Posłowie nie przesłuchają Drzewieckiego
Posłowie z hazardowej komisji śledczej przesłuchają w piątek dwóch byłych ministrów sportu.
2010-01-22, 13:02
Posłuchaj
Według posłów opozycji, Mirosław Drzewiecki nie stanął dziś przed komisją śledczą do spraw afery hazardowej, bo chciał uniknąć przesłuchania.
Były minister sportu ma stawić się przed komisją w najbliższy czwartek.
Mirosław Drzewiecki przekazał pismo z prośbą o przełożenie przesłuchania. Wyjaśnia w nim, że ma problemy z gardłem i krtanią, co uniemożliwiłoby mu składanie zeznań. Zgodnie z regulaminem komisji, świadek ma prawo do przesunięcia terminu stawienia się przed komisją.
Wiceprzewodniczący komisji, poseł Lewicy Bartosz Arłukowicz mówił, że wniosek Drzewieckiego przypomina mu powiedzenie "palec i główka to szkolna wymówka".

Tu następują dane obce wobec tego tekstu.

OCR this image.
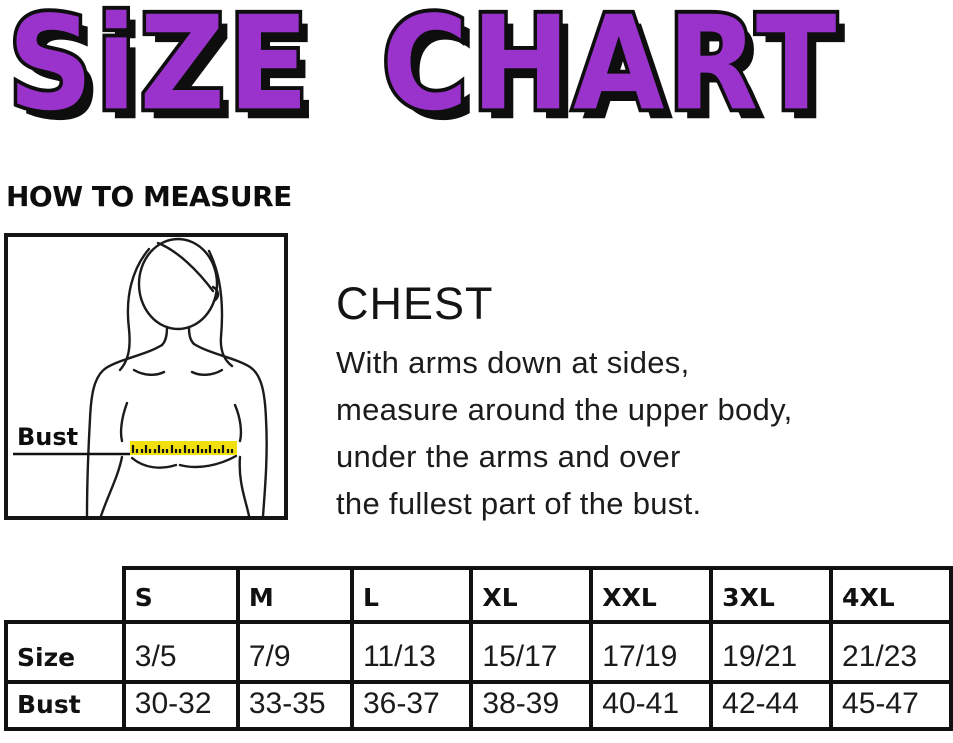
SiZE CHART
HOW TO MEASURE
Bust
CHEST
With arms down at sides,
measure around the upper body,
under the arms and over
the fullest part of the bust.
	S	M	L	XL	XXL	3XL	4XL
Size	3/5	7/9	11/13	15/17	17/19	19/21	21/23
Bust	30-32	33-35	36-37	38-39	40-41	42-44	45-47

Posłanka Beata Kempa z PiS dociekała, kiedy i od kogo przewodniczący Mirosław Sekuła z PO otrzymał wniosek Drzewieckiego. Posłanka PiS zarzuciła Sekule, że jest "adwokatem kolegów z PO". Zbigniew Wassermann zarzucił Sekule utrudnianie postępowania komisji. Po przerwie Miroslaw Sekuła przyznał, że otzrymał pismo od posła PO Sebastiana Karpiniuka zanim trafiło ono do komisji.
Beata Kempa z hazardowej komisji śledczej podkreśla, że jedynym wytłumaczeniem nieobecności posła Drzewieckiego będzie dostarczenie zwolnienia lekarskiego.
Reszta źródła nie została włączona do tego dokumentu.